Ideally, the way to understand the impact that faceted navigation will have on the URLs is to crawl the site while it’s still in the testing environment. The scale of these crawl leaks is nearly impossible to predict without a crawl.

Crawling the site before launch lets you analyze how many URLs are created and what form they will take. Be warned, though: A crawl for a site that contains faceted navigation across 10,000 product SKUs is likely to number in the hundreds of thousands of URLs.

Analyzing such a high volume of URLs requires patience to tease out the patterns and determine which URLs should be made dominant. Is the same title tag duplicated across multiple pages? Is the same product ID number present in many different URLs?

Look for patterns like these to find potential areas of content duplication. URL crawl frequency should also be a deciding factor, as higher frequency indicates more inbound linkages, and therefore a page more likely to be dominant. Once you identify the dominant pages for each category, subcategory and product page, decide which tactics to use to suppress the nondominant pages for natural search while continuing to enable them for human users.

Research the words used to create the faceted navigation scheme during the design phase as well, because they define the keyword theme of the resulting landing pages. Home Depot’s “Outdoor” category page lists “Fire Pits” as the link to the subcategory page; 250% more searches are conducted for “fire pit” (singular) than “fire pits” (plural).

You should also evaluate faceted filter links that are not beneficial to natural search performance (such as price), and make these landing pages uncrawlable for bots. You can do this using a combination of nofollow tags, meta noindex page tags and/or robots.txt commands. But it can be quite tedious work to change each page. Often algorithmic rules need to be developed by IT to save time deploying — and then monitoring — these changes.

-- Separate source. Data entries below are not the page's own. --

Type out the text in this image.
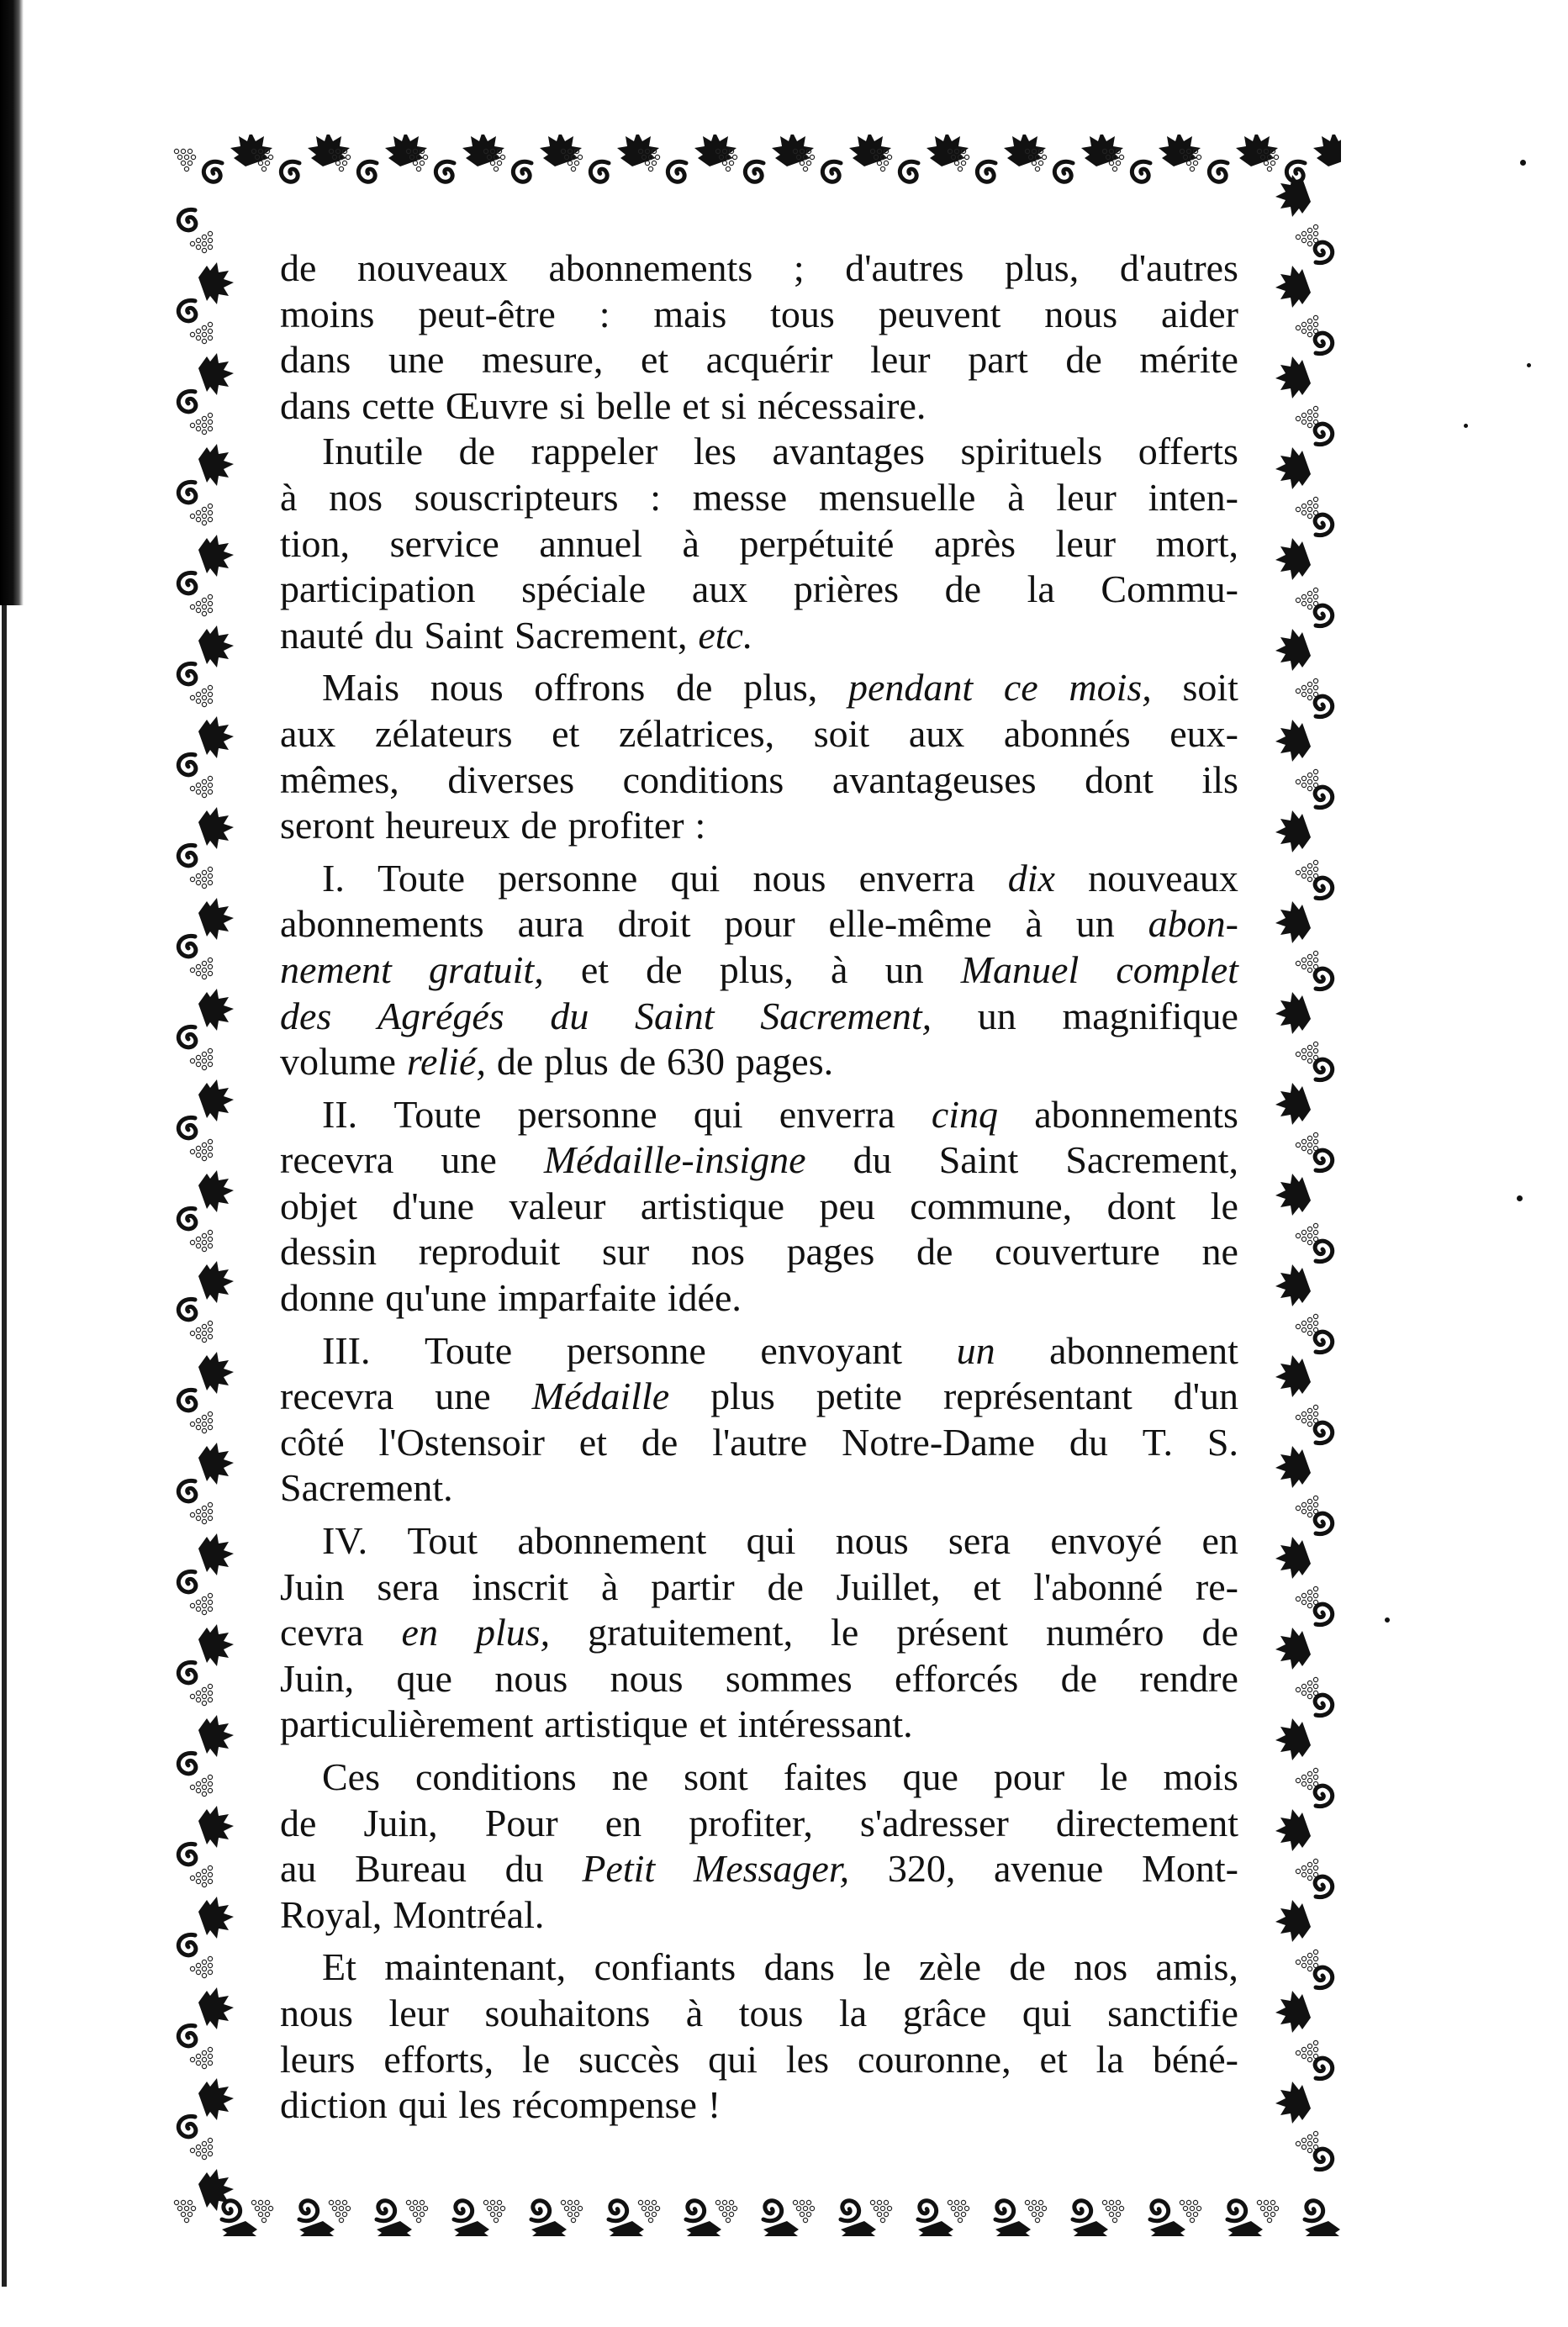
de nouveaux abonnements ; d'autres plus, d'autres
moins peut-être : mais tous peuvent nous aider
dans une mesure, et acquérir leur part de mérite
dans cette Œuvre si belle et si nécessaire.
Inutile de rappeler les avantages spirituels offerts
à nos souscripteurs : messe mensuelle à leur inten-
tion, service annuel à perpétuité après leur mort,
participation spéciale aux prières de la Commu-
nauté du Saint Sacrement, etc.
Mais nous offrons de plus, pendant ce mois, soit
aux zélateurs et zélatrices, soit aux abonnés eux-
mêmes, diverses conditions avantageuses dont ils
seront heureux de profiter :
I. Toute personne qui nous enverra dix nouveaux
abonnements aura droit pour elle-même à un abon-
nement gratuit, et de plus, à un Manuel complet
des Agrégés du Saint Sacrement, un magnifique
volume relié, de plus de 630 pages.
II. Toute personne qui enverra cinq abonnements
recevra une Médaille-insigne du Saint Sacrement,
objet d'une valeur artistique peu commune, dont le
dessin reproduit sur nos pages de couverture ne
donne qu'une imparfaite idée.
III. Toute personne envoyant un abonnement
recevra une Médaille plus petite représentant d'un
côté l'Ostensoir et de l'autre Notre-Dame du T. S.
Sacrement.
IV. Tout abonnement qui nous sera envoyé en
Juin sera inscrit à partir de Juillet, et l'abonné re-
cevra en plus, gratuitement, le présent numéro de
Juin, que nous nous sommes efforcés de rendre
particulièrement artistique et intéressant.
Ces conditions ne sont faites que pour le mois
de Juin, Pour en profiter, s'adresser directement
au Bureau du Petit Messager, 320, avenue Mont-
Royal, Montréal.
Et maintenant, confiants dans le zèle de nos amis,
nous leur souhaitons à tous la grâce qui sanctifie
leurs efforts, le succès qui les couronne, et la béné-
diction qui les récompense !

If you have launched faceted navigation without a focus on plugging crawl leaks, your cleanup job will be more difficult and time consuming to manage, but not impossible. Tactics like disallows and meta noindexing can take up to 12 months to achieve desired de-indexation effects, and all these steps need to be actively monitored for effectiveness. Or you can outsource this work and deploy a new set of landing pages that apply the needed changes automatically for search engines and their users, while leaving the faceted navigation structure as is for all other site users.

During the cleanup period, consistent tracking of basic natural search data is critical to determine progress. The team should track indexation of the critical URL types across all major engines, backlink data, PageRank flow, natural search referred traffic, and natural search referred sales. More advanced KPIs should be monitored as well.

Look for a decrease in the total number of URL types crawled and indexed over a comparable timeframe, before and after. Naturally, if you do not see a decrease, you need to be able to segment URLs crawled by Googlebot, or other bots, to diagnose further crawl leak issues.

Once you remove duplication, you should see all your remaining landing pages crawled with more frequency than before; a greater quantity of your remaining landing pages driving search traffic; and more traffic per page as a result of higher rankings of each page in relevant keyword markets. That means significant increases in brand visibility and higher margin sales.

You can see that the process of eliminating crawl leaks and duplication induced by faceted navigation is advanced work. But done right, you can make faceted navigation work harder for you to produce not only a stronger natural search presence, but increased online sales as well.